The Swell Season: Strict Joy
Glen Hansard and Markéta Irglová’s first album as The Swell Season contained songs the Irish rocker and Czech chanteuse worked up for the 2006 movie Beauty In Trouble, and some of those songs were re-used for the indie-film hit Once, at which point Hansard and Irglová began to tour together, win awards, and rack up sales. So it’s fair to say that The Swell Season’s second proper album, Strict Joy, represents the first time the duo has entered a studio knowing that there’d be a sizable, receptive audience for whatever they came up with. Which probably explains why Strict Joy sounds so tentative at times.
The album-opening “Low Rising,” for example, struggles to move beneath its layers of horns, violin, and bluesy electric guitar. The song sounds like an attempt to please both the alt-rock crowd that loves Hansard’s more atmospheric band The Frames, and any Van Morrison/Eric Clapton fans who were moved by Once. Strict Joy relies too much on ballads derivative of other yearning, midtempo bands. There isn’t enough of an effort here to define The Swell Season as an entity.

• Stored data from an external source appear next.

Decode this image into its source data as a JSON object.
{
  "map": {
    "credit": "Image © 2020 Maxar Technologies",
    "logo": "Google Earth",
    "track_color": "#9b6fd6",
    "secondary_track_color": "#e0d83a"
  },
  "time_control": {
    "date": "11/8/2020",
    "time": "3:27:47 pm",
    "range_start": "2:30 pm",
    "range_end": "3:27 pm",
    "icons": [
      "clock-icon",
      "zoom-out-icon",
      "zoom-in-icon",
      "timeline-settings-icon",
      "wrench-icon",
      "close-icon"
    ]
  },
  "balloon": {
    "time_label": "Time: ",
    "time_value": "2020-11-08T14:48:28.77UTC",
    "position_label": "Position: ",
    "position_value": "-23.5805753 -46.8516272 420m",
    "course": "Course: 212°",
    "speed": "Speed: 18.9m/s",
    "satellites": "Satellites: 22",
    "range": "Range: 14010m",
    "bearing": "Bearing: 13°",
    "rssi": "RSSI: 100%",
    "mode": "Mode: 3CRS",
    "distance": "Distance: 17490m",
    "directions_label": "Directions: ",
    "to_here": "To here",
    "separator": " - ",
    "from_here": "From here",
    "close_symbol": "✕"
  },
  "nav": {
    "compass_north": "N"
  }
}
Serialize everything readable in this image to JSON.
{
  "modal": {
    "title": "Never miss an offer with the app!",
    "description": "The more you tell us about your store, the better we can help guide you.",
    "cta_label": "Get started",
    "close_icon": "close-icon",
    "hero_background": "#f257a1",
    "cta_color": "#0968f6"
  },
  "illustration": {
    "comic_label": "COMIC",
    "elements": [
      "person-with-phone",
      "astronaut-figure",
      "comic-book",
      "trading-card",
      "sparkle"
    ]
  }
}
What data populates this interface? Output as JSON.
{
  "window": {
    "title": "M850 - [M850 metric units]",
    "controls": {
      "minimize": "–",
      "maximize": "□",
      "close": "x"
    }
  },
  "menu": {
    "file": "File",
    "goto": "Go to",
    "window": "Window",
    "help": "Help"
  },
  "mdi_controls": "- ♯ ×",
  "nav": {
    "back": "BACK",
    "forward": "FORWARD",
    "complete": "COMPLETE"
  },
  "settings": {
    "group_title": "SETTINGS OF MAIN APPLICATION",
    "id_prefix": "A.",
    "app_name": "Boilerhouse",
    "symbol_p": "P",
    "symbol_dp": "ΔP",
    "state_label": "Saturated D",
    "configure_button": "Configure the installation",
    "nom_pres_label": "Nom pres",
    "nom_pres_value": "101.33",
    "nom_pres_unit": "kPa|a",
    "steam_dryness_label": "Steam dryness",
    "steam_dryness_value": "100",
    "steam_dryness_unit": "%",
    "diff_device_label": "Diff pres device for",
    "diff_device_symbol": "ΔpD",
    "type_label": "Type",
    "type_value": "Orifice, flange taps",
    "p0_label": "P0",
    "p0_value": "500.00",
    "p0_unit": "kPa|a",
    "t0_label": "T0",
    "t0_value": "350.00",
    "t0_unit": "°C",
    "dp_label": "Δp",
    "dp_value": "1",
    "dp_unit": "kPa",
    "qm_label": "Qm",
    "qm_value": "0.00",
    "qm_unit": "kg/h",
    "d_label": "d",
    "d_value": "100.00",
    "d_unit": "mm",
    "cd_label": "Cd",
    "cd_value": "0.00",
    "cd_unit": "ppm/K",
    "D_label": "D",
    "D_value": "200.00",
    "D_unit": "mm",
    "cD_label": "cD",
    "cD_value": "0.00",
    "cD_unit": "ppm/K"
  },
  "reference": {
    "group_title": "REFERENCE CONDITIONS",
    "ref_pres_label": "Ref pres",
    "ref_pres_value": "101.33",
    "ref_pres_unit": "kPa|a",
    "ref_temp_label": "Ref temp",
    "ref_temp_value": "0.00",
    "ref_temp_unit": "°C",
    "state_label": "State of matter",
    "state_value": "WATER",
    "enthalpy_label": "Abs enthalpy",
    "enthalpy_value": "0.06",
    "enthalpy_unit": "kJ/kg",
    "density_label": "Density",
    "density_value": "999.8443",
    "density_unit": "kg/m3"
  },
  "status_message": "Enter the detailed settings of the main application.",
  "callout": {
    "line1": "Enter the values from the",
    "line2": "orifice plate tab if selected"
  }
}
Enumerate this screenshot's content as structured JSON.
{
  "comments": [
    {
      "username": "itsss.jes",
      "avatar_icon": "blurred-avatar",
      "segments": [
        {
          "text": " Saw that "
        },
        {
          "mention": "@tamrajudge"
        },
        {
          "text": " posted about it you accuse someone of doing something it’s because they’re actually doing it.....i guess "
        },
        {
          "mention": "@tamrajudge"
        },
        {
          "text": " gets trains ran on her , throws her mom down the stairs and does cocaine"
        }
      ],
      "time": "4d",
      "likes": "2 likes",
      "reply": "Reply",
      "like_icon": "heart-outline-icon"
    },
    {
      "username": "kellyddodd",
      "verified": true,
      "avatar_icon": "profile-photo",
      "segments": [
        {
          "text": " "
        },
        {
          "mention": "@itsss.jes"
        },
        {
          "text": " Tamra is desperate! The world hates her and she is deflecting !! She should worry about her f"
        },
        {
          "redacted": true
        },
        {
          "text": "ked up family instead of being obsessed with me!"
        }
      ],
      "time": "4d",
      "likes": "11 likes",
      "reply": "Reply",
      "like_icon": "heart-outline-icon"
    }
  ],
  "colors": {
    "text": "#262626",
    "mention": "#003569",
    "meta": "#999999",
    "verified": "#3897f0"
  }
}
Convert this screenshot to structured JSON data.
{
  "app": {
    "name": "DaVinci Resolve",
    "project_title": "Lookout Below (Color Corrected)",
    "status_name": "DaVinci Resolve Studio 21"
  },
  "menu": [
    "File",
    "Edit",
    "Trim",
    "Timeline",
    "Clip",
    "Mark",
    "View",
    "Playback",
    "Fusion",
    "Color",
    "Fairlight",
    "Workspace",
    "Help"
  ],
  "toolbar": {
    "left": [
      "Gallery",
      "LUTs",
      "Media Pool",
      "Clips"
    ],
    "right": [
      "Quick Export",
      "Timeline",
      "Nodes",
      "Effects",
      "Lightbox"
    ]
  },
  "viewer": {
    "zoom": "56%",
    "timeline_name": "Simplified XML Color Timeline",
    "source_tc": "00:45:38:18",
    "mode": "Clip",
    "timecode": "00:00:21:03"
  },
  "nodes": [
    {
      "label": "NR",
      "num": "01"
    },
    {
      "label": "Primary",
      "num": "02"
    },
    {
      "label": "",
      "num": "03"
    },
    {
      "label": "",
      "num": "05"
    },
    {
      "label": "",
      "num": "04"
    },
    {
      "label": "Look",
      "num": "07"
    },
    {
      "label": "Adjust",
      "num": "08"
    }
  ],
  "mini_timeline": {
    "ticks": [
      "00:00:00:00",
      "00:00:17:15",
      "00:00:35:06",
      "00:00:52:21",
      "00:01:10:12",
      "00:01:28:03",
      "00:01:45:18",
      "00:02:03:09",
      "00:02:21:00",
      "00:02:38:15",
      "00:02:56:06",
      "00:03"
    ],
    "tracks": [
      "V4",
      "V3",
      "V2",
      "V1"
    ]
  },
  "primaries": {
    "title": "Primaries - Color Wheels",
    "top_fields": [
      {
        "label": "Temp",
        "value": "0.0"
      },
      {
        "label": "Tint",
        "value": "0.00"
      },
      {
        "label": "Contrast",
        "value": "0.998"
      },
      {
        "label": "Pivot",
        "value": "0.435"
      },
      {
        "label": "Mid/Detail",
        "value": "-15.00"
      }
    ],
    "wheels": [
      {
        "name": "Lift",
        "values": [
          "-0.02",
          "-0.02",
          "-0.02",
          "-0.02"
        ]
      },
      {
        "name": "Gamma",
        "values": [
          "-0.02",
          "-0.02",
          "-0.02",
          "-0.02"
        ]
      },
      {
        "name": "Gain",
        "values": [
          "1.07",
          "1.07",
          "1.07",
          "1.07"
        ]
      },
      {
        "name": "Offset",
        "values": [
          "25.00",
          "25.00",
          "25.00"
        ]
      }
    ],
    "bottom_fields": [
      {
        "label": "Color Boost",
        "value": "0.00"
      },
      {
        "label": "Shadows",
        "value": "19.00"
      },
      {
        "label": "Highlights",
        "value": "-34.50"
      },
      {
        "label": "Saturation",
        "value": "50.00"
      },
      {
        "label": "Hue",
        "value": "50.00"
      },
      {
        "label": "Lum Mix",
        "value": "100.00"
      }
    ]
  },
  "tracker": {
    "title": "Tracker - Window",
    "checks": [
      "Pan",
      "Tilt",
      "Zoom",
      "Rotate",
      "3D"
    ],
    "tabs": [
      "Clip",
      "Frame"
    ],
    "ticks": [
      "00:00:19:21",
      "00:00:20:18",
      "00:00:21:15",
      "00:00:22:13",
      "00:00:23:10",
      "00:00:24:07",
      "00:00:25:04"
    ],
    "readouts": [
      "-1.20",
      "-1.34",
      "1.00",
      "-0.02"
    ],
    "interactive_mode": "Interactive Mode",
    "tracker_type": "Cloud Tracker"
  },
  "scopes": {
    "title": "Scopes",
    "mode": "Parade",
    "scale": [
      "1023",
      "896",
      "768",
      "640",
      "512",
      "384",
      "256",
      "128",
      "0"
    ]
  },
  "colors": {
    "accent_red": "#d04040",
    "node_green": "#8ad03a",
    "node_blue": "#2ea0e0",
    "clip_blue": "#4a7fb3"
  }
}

But Hansard and Irglová are in fine voice throughout, and though the arrangements are decidedly busier than earlier Swell Season recordings, songs like “High Horses” and “The Verb” work to the duo’s strengths, winding delicate piano and guitar around punchy percussion, and building up and up, one sound and sentiment at a time. When Hansard and Irglová keep the arrangements simple, it’s easier to hear who they are.